Luego me acordé de Miguel Delibes y quise probar con Diario de un jubilado, acaso pensando en el jubilado Delibes, pero
no, después no me pareció que el jubilado de la novela fuera él. De todos modos
me enganchó. Cuando se secó la tienda y me puse en camino ya llevaba los
auriculares puestos. Me dice Francisco Sánchez que ya le contaré cómo se come
eso de leer caminando. Cosa bien simple. Tener a mano un teléfono, una app que
soporte voz, no un voz de máquina, sino una realmente humana (el mercado ofrece
muchas al módico precio de 4 euros) y unos auriculares. Es todo. Hombre si lo
que vas a hacer es escalar el espolón Walker o la Oeste de los Drus la lectura
no es muy recomendable, pero para un camino sencillo como el de hoy es ideal. Si la ruta presenta
la posibilidad de despiste también puedes recurrir al OruxMaps, la mejor aplicación
que conozco para saber por dónde va uno, y activar que te avise cuando te
salgas del camino. A mí me ha saltado muchas veces, vas enfrascado en la
lectura mientras sorteas piedras, subes y bajas por un estrecho sendero y de
golpe se corta la lectura y aparece un señor en el teléfono que te da un
golpecito en el hombro diciéndote: tío, que te has salido del camino. Así que
ya sabes Paco, cuando te des un paseo por el Morezón o por Cinco Lagunas,
aplica el cuento si quieres matar dos pájaros de un tiro, es decir caminar y
leer al mismo tiempo.
Miguel Delibes de
entrada, ya me hizo recordar a mi madre y a mi abuelo Arsenio. Leer a este
hombre es entrar un rico mundo de expresiones y vocabulario que forma parte de
la década de lo cincuenta y los sesenta, puro lenguaje añejo, que amén de
servirte una historia que se lee con mucho gusto, te hace conectar con tu
infancia recuperando expresiones que te eran caras y que salen del baúl de los
recuerdos anexas a personas, juegos, modos de relacionarse y que la memoria
salte de gusto. Mi madre, que tan aficionada era a usar la perífrasis de los
dichos para expresar ese tipo de verdades que la voz popular de cada generación
acuña a su imagen y semejanza, había heredado esa disposición de mi abuelo
Arsenio que fue el personaje más significativo de mi infancia y al que debo
aficiones como la música clásica y la lectura más que a ningún otra persona. Mi
abuelo era una persona muy singular. La mayoría de su vida se ganó la manduca
de él, mi abuela y seis hijos que tuvo vendiendo pipas y caramelos.
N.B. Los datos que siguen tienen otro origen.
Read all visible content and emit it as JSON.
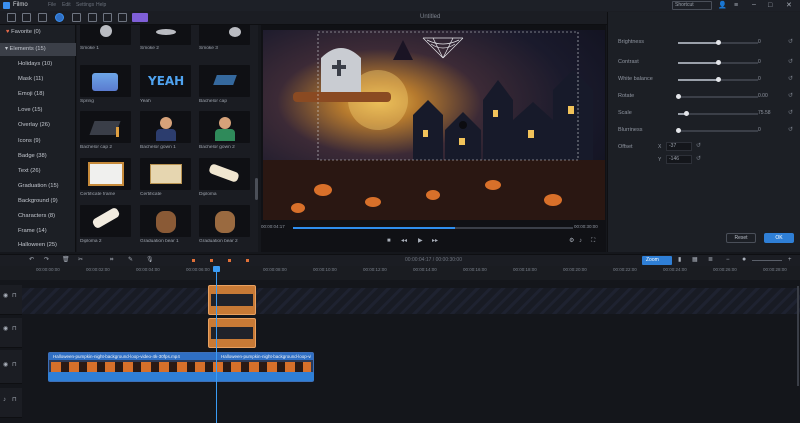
{
  "app": {
    "name": "Filmo",
    "project_title": "Untitled",
    "shortcut_label": "Shortcut"
  },
  "menu": [
    "File",
    "Edit",
    "Settings",
    "Help"
  ],
  "sidebar": {
    "items": [
      {
        "label": "Favorite (0)"
      },
      {
        "label": "Elements (15)"
      },
      {
        "label": "Holidays (10)"
      },
      {
        "label": "Mask (11)"
      },
      {
        "label": "Emoji (18)"
      },
      {
        "label": "Love (15)"
      },
      {
        "label": "Overlay (26)"
      },
      {
        "label": "Icons (9)"
      },
      {
        "label": "Badge (38)"
      },
      {
        "label": "Text (26)"
      },
      {
        "label": "Graduation (15)"
      },
      {
        "label": "Background (9)"
      },
      {
        "label": "Characters (8)"
      },
      {
        "label": "Frame (14)"
      },
      {
        "label": "Halloween (25)"
      }
    ]
  },
  "library": {
    "items": [
      {
        "label": "Smoke 1"
      },
      {
        "label": "Smoke 2"
      },
      {
        "label": "Smoke 3"
      },
      {
        "label": "Spring"
      },
      {
        "label": "Yeah"
      },
      {
        "label": "Bachelor cap"
      },
      {
        "label": "Bachelor cap 2"
      },
      {
        "label": "Bachelor gown 1"
      },
      {
        "label": "Bachelor gown 2"
      },
      {
        "label": "Certificate frame"
      },
      {
        "label": "Certificate"
      },
      {
        "label": "Diploma"
      },
      {
        "label": "Diploma 2"
      },
      {
        "label": "Graduation bear 1"
      },
      {
        "label": "Graduation bear 2"
      }
    ],
    "yeah_text": "YEAH"
  },
  "player": {
    "current_time": "00:00:04:17",
    "total_time": "00:00:30:00",
    "progress": 0.58
  },
  "properties": {
    "rows": [
      {
        "label": "Brightness",
        "value": "0",
        "fill": 0.5
      },
      {
        "label": "Contrast",
        "value": "0",
        "fill": 0.5
      },
      {
        "label": "White balance",
        "value": "0",
        "fill": 0.5
      },
      {
        "label": "Rotate",
        "value": "0.00",
        "fill": 0.0
      },
      {
        "label": "Scale",
        "value": "75.58",
        "fill": 0.1
      },
      {
        "label": "Blurriness",
        "value": "0",
        "fill": 0.0
      }
    ],
    "offset_label": "Offset",
    "x_label": "X",
    "x_value": "-37",
    "y_label": "Y",
    "y_value": "-146",
    "reset_button": "Reset",
    "ok_button": "OK"
  },
  "timeline": {
    "ruler_current": "00:00:04:17 / 00:00:30:00",
    "zoom_label": "Zoom",
    "ruler_ticks": [
      "00:00:00:00",
      "00:00:02:00",
      "00:00:04:00",
      "00:00:06:00",
      "00:00:08:00",
      "00:00:10:00",
      "00:00:12:00",
      "00:00:14:00",
      "00:00:16:00",
      "00:00:18:00",
      "00:00:20:00",
      "00:00:22:00",
      "00:00:24:00",
      "00:00:26:00",
      "00:00:28:00",
      "00:00:30:00"
    ],
    "video_clip_label": "Halloween-pumpkin-night-background-loop-video-4k-30fps.mp4",
    "video_clip_label2": "Halloween-pumpkin-night-background-loop-video-4k.mp4"
  },
  "colors": {
    "accent": "#2f8ff0",
    "clip_orange": "#d8843a",
    "clip_blue": "#2f7fd6"
  }
}
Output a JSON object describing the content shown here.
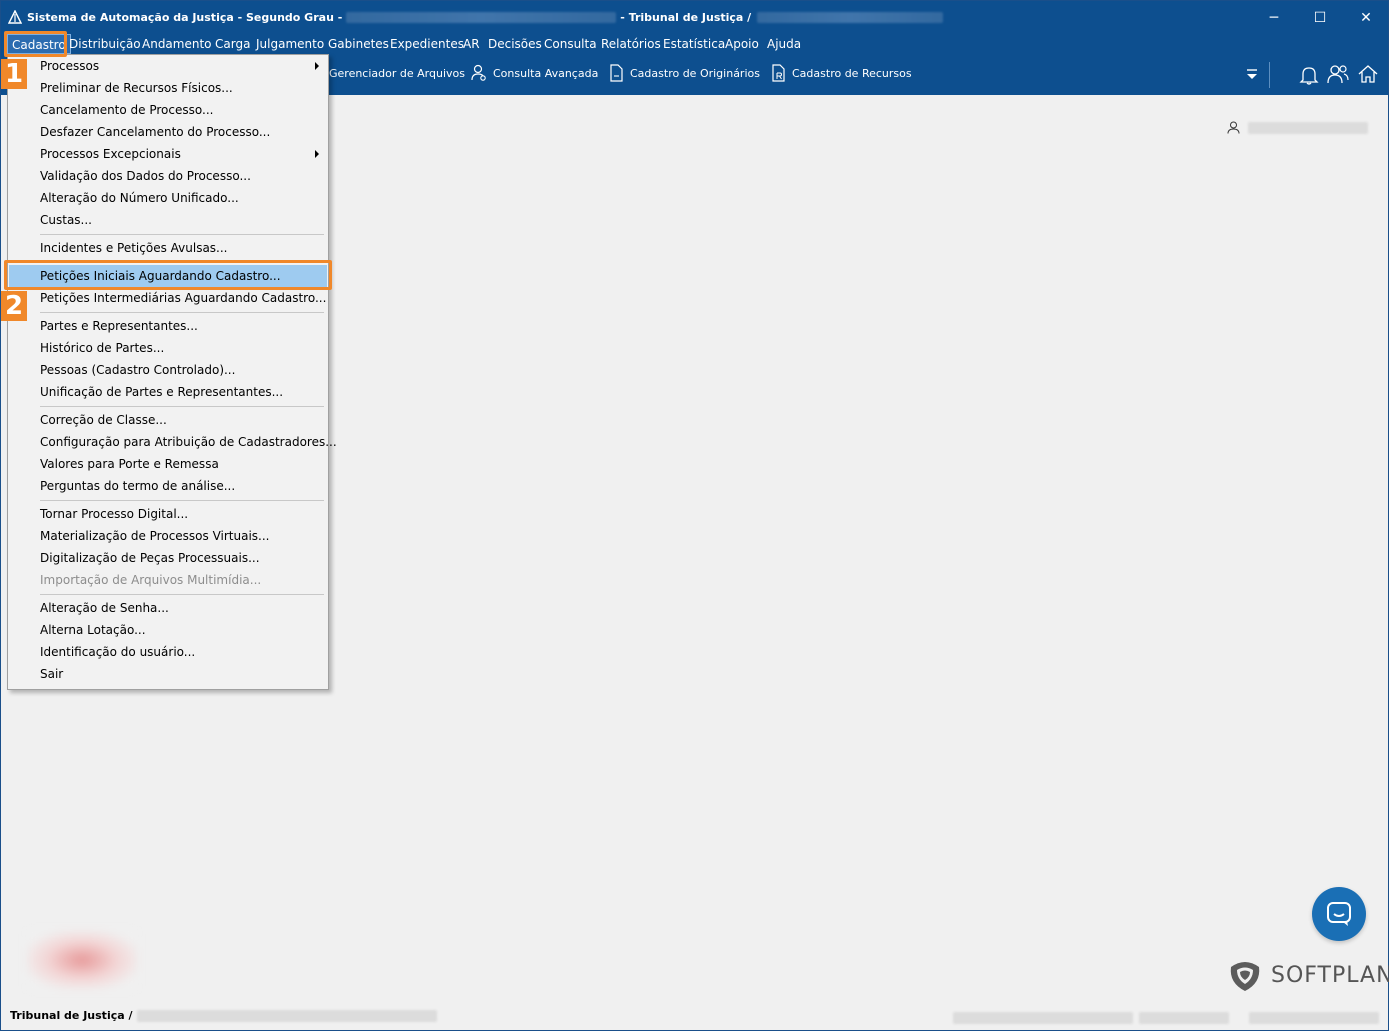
{
  "window": {
    "title": "Sistema de Automação da Justiça - Segundo Grau -",
    "title_mid": "- Tribunal de Justiça /",
    "controls": {
      "minimize": "─",
      "maximize": "☐",
      "close": "✕"
    }
  },
  "menubar": {
    "items": [
      "Cadastro",
      "Distribuição",
      "Andamento",
      "Carga",
      "Julgamento",
      "Gabinetes",
      "Expedientes",
      "AR",
      "Decisões",
      "Consulta",
      "Relatórios",
      "Estatística",
      "Apoio",
      "Ajuda"
    ],
    "active": "Cadastro"
  },
  "toolbar": {
    "items": [
      "Gerenciador de Arquivos",
      "Consulta Avançada",
      "Cadastro de Originários",
      "Cadastro de Recursos"
    ]
  },
  "dropdown": {
    "items": [
      {
        "label": "Processos",
        "submenu": true
      },
      {
        "label": "Preliminar de Recursos Físicos..."
      },
      {
        "label": "Cancelamento de Processo..."
      },
      {
        "label": "Desfazer Cancelamento do Processo..."
      },
      {
        "label": "Processos Excepcionais",
        "submenu": true
      },
      {
        "label": "Validação dos Dados do Processo..."
      },
      {
        "label": "Alteração do Número Unificado..."
      },
      {
        "label": "Custas..."
      },
      {
        "label": "Incidentes e Petições Avulsas..."
      },
      {
        "label": "Petições Iniciais Aguardando Cadastro...",
        "highlighted": true
      },
      {
        "label": "Petições Intermediárias Aguardando Cadastro..."
      },
      {
        "label": "Partes e Representantes..."
      },
      {
        "label": "Histórico de Partes..."
      },
      {
        "label": "Pessoas (Cadastro Controlado)..."
      },
      {
        "label": "Unificação de Partes e Representantes..."
      },
      {
        "label": "Correção de Classe..."
      },
      {
        "label": "Configuração para Atribuição de Cadastradores..."
      },
      {
        "label": "Valores para Porte e Remessa"
      },
      {
        "label": "Perguntas do termo de análise..."
      },
      {
        "label": "Tornar Processo Digital..."
      },
      {
        "label": "Materialização de Processos Virtuais..."
      },
      {
        "label": "Digitalização de Peças Processuais..."
      },
      {
        "label": "Importação de Arquivos Multimídia...",
        "disabled": true
      },
      {
        "label": "Alteração de Senha..."
      },
      {
        "label": "Alterna Lotação..."
      },
      {
        "label": "Identificação do usuário..."
      },
      {
        "label": "Sair"
      }
    ]
  },
  "callouts": {
    "first": "1",
    "second": "2"
  },
  "brand": {
    "name": "SOFTPLAN"
  },
  "status": {
    "text": "Tribunal de Justiça /"
  },
  "colors": {
    "titlebar": "#0d4f8f",
    "highlight": "#9ecbf0",
    "callout": "#f0882a",
    "chat": "#1a6fb5"
  }
}
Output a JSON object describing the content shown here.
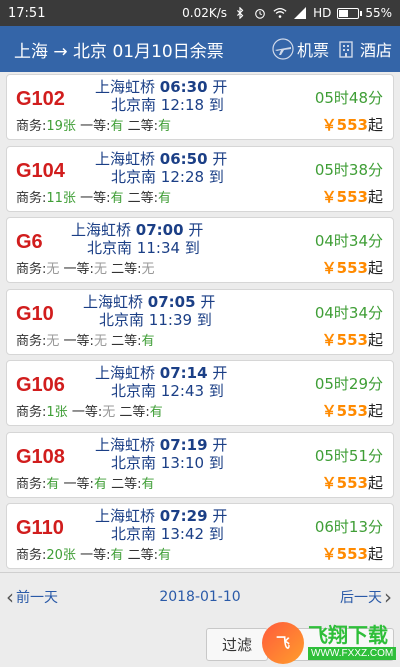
{
  "status_bar": {
    "time": "17:51",
    "network_speed": "0.02K/s",
    "network_type": "HD",
    "battery_percent": "55%",
    "battery_level": 0.55,
    "icons": [
      "bluetooth-icon",
      "alarm-icon",
      "wifi-icon",
      "signal-icon",
      "battery-icon"
    ]
  },
  "header": {
    "title": "上海 → 北京 01月10日余票",
    "flight_label": "机票",
    "hotel_label": "酒店",
    "icons": [
      "airplane-icon",
      "hotel-icon"
    ]
  },
  "trains": [
    {
      "code": "G102",
      "from": "上海虹桥",
      "dep_time": "06:30",
      "dep_suffix": "开",
      "to": "北京南",
      "arr_time": "12:18",
      "arr_suffix": "到",
      "duration": "05时48分",
      "business_label": "商务:",
      "business": "19张",
      "first_label": "一等:",
      "first": "有",
      "second_label": "二等:",
      "second": "有",
      "price": "553",
      "price_prefix": "￥",
      "price_suffix": "起"
    },
    {
      "code": "G104",
      "from": "上海虹桥",
      "dep_time": "06:50",
      "dep_suffix": "开",
      "to": "北京南",
      "arr_time": "12:28",
      "arr_suffix": "到",
      "duration": "05时38分",
      "business_label": "商务:",
      "business": "11张",
      "first_label": "一等:",
      "first": "有",
      "second_label": "二等:",
      "second": "有",
      "price": "553",
      "price_prefix": "￥",
      "price_suffix": "起"
    },
    {
      "code": "G6",
      "from": "上海虹桥",
      "dep_time": "07:00",
      "dep_suffix": "开",
      "to": "北京南",
      "arr_time": "11:34",
      "arr_suffix": "到",
      "duration": "04时34分",
      "business_label": "商务:",
      "business": "无",
      "first_label": "一等:",
      "first": "无",
      "second_label": "二等:",
      "second": "无",
      "price": "553",
      "price_prefix": "￥",
      "price_suffix": "起"
    },
    {
      "code": "G10",
      "from": "上海虹桥",
      "dep_time": "07:05",
      "dep_suffix": "开",
      "to": "北京南",
      "arr_time": "11:39",
      "arr_suffix": "到",
      "duration": "04时34分",
      "business_label": "商务:",
      "business": "无",
      "first_label": "一等:",
      "first": "无",
      "second_label": "二等:",
      "second": "有",
      "price": "553",
      "price_prefix": "￥",
      "price_suffix": "起"
    },
    {
      "code": "G106",
      "from": "上海虹桥",
      "dep_time": "07:14",
      "dep_suffix": "开",
      "to": "北京南",
      "arr_time": "12:43",
      "arr_suffix": "到",
      "duration": "05时29分",
      "business_label": "商务:",
      "business": "1张",
      "first_label": "一等:",
      "first": "无",
      "second_label": "二等:",
      "second": "有",
      "price": "553",
      "price_prefix": "￥",
      "price_suffix": "起"
    },
    {
      "code": "G108",
      "from": "上海虹桥",
      "dep_time": "07:19",
      "dep_suffix": "开",
      "to": "北京南",
      "arr_time": "13:10",
      "arr_suffix": "到",
      "duration": "05时51分",
      "business_label": "商务:",
      "business": "有",
      "first_label": "一等:",
      "first": "有",
      "second_label": "二等:",
      "second": "有",
      "price": "553",
      "price_prefix": "￥",
      "price_suffix": "起"
    },
    {
      "code": "G110",
      "from": "上海虹桥",
      "dep_time": "07:29",
      "dep_suffix": "开",
      "to": "北京南",
      "arr_time": "13:42",
      "arr_suffix": "到",
      "duration": "06时13分",
      "business_label": "商务:",
      "business": "20张",
      "first_label": "一等:",
      "first": "有",
      "second_label": "二等:",
      "second": "有",
      "price": "553",
      "price_prefix": "￥",
      "price_suffix": "起"
    }
  ],
  "date_nav": {
    "prev_label": "前一天",
    "date": "2018-01-10",
    "next_label": "后一天"
  },
  "bottom_bar": {
    "filter_label": "过滤"
  },
  "watermark": {
    "logo_text": "飞",
    "main_text": "飞翔下载",
    "sub_text": "WWW.FXXZ.COM"
  },
  "colors": {
    "header_bg": "#3465a8",
    "train_code": "#d11d1d",
    "available": "#3f9e36",
    "unavailable": "#999999",
    "price_yen": "#ff8a00",
    "link": "#2a5aa8"
  }
}
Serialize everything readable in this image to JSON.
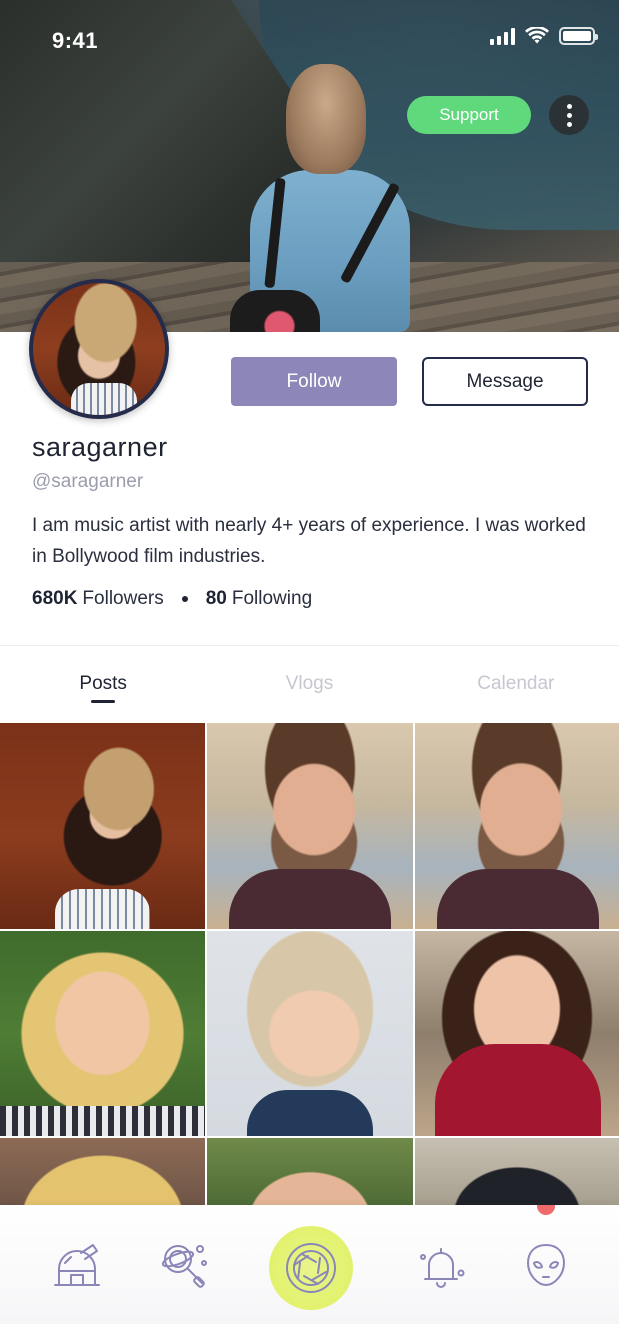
{
  "status_bar": {
    "time": "9:41"
  },
  "header": {
    "support_label": "Support",
    "more_icon": "more-vertical-icon"
  },
  "profile": {
    "display_name": "saragarner",
    "handle": "@saragarner",
    "bio": "I am music artist with nearly 4+ years of experience. I was worked in Bollywood film industries.",
    "followers_count": "680K",
    "followers_label": "Followers",
    "following_count": "80",
    "following_label": "Following"
  },
  "actions": {
    "follow_label": "Follow",
    "message_label": "Message"
  },
  "tabs": [
    {
      "label": "Posts",
      "active": true
    },
    {
      "label": "Vlogs",
      "active": false
    },
    {
      "label": "Calendar",
      "active": false
    }
  ],
  "posts": [
    {
      "subject": "woman in straw hat"
    },
    {
      "subject": "bearded man"
    },
    {
      "subject": "bearded man"
    },
    {
      "subject": "blonde woman smiling"
    },
    {
      "subject": "woman with short blonde hair"
    },
    {
      "subject": "woman in red sweater laughing"
    },
    {
      "subject": "woman with blonde hair"
    },
    {
      "subject": "man outdoors"
    },
    {
      "subject": "person with dark hair"
    }
  ],
  "bottom_nav": [
    {
      "icon": "observatory-icon"
    },
    {
      "icon": "planet-search-icon"
    },
    {
      "icon": "camera-aperture-icon"
    },
    {
      "icon": "notification-bell-icon"
    },
    {
      "icon": "alien-icon"
    }
  ],
  "colors": {
    "accent": "#8c87b8",
    "support_green": "#5fd97c",
    "camera_lime": "#e2f26d",
    "text_dark": "#1f2433",
    "text_muted": "#9b9cad",
    "icon_purple": "#8a86b8"
  }
}
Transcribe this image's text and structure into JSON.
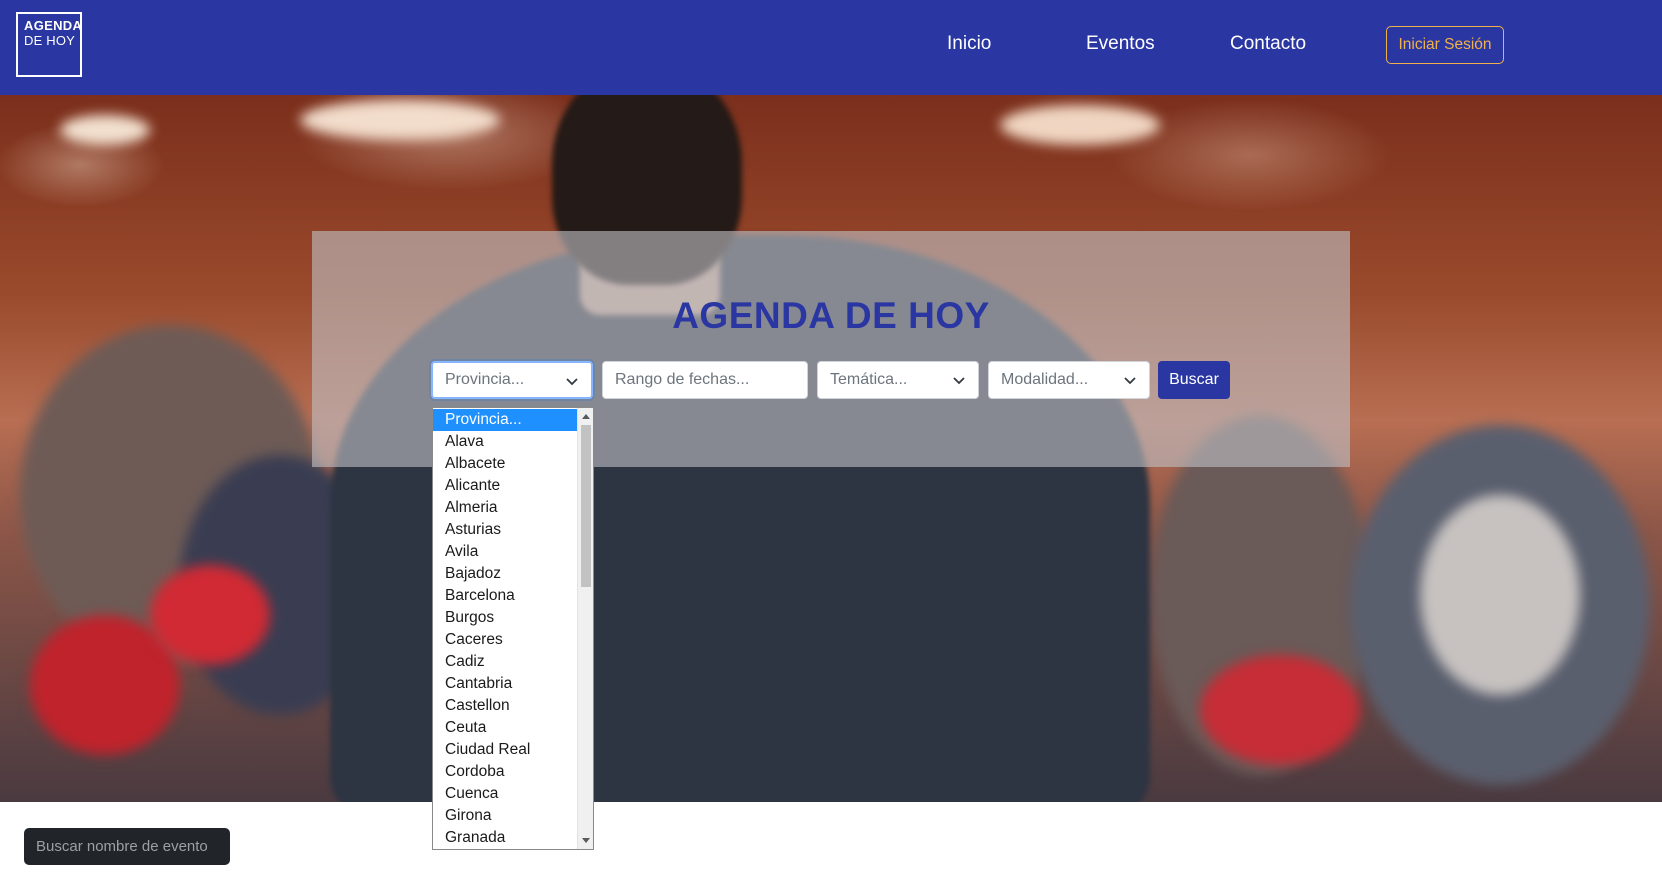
{
  "navbar": {
    "logo_line1": "AGENDA",
    "logo_line2": "DE HOY",
    "links": [
      "Inicio",
      "Eventos",
      "Contacto"
    ],
    "login_label": "Iniciar Sesión"
  },
  "hero": {
    "title": "AGENDA DE HOY",
    "filters": {
      "provincia_placeholder": "Provincia...",
      "fechas_placeholder": "Rango de fechas...",
      "tematica_placeholder": "Temática...",
      "modalidad_placeholder": "Modalidad..."
    },
    "search_button": "Buscar"
  },
  "provincia_dropdown": {
    "selected": "Provincia...",
    "options": [
      "Provincia...",
      "Alava",
      "Albacete",
      "Alicante",
      "Almeria",
      "Asturias",
      "Avila",
      "Bajadoz",
      "Barcelona",
      "Burgos",
      "Caceres",
      "Cadiz",
      "Cantabria",
      "Castellon",
      "Ceuta",
      "Ciudad Real",
      "Cordoba",
      "Cuenca",
      "Girona",
      "Granada"
    ]
  },
  "event_search": {
    "placeholder": "Buscar nombre de evento"
  },
  "colors": {
    "brand_blue": "#2a36a1",
    "login_accent": "#f0b04c",
    "selected_option": "#1e90ff"
  },
  "icons": {
    "select_chevron": "chevron-down-icon",
    "scroll_up": "scroll-up-arrow-icon",
    "scroll_down": "scroll-down-arrow-icon"
  }
}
Tenía un
carrito con un cajón encima de aproximadamente medio metro cuadrado que había
dividido en pequeños compartimentos cada uno de los caudales contenía un
producto: chicles de la marca Bazoca, que eran cilíndricos con unas
acanaladuras alrededor, pipas, naturalmente, normales y de calabaza, caramelos
Saci, piruletas rojas como soles, cigarrillos sueltos de varias marcas,
cigarrillos de anís… la lista podía ocupar un buen pedazo. La parte de arriba
del cajón estaba cubierta con una red metálica cuya razón de ser tenía dos
finalidades, evitar que en algún descuido alguien metiera mano y que los
ratones, cuando el puesto dormía en casa, no se empacharan de chuches. Recuerdo
que en una ocasión un ratón logró atravesar el entramado de alambre, pero el
pobre debió se ponerse tan como el Quico durante toda la noche que fue incapaz
de salir de la jaula de los caramelos. Aquello de a un panal de rica miel…
Bueno, pues a lo
que iba, mi abuelo era un refranero viviente, además del más salao de lo
piropeadores del barrio. Él, con su boina negra, su pipa, su pelliza de cuero
de la que todavía conservo su inolvidable olor, era una institución en el
barrio. Las mujeres jóvenes le querían más que todas las cosas y no pocas veces
pasaban largos ratos junto al puesto de pipas esperando que el señor Arsenio,
como le llamaban les contará alguna de tantas jugosas historias de un amplísimo
repertorio que había recolectado en su viajes por América Latina cuando era
joven. Los historias de Miguel Delibes tienen muchas veces el sabor de sus
propias experiencias de vida, la caza, el pueblo, la muchachería y sus
diabluras. Para qué coño lee uno si no es para que de tanto en tanto las
asociaciones que la lectura suscita vengan a traernos algún pedazo de pasado,
evocaciones que alegran el alma y nos recuerdan momentos felices de la vida?
Así que resultó
uno de esos días de apacible caminar y leer mientras bosques y prados iban
quedando atrás, mientras me cruzaba con alguna mujer bonita de sonrisa
encantadora, con un niño de cuatro o cinco años que precedía a sus padres con
la actitud del guía seguido de sus clientes. Comí por el camino, me encontré
con unos strudel de manzana riquísimos, llovió un poco, salió el sol, baje
hasta Merano que atravesé en autobús y en taxi lo más deprisa que pude y un
rato largo después me encontraba en el lado opuesto del valle de nuevo sobre la
cota dos mil. El refugio queda a media hora pero he preferido mi tienda como
siempre. Hoy me acompaña el sonido de las esquilas y el trajín de un arroyo
cercano.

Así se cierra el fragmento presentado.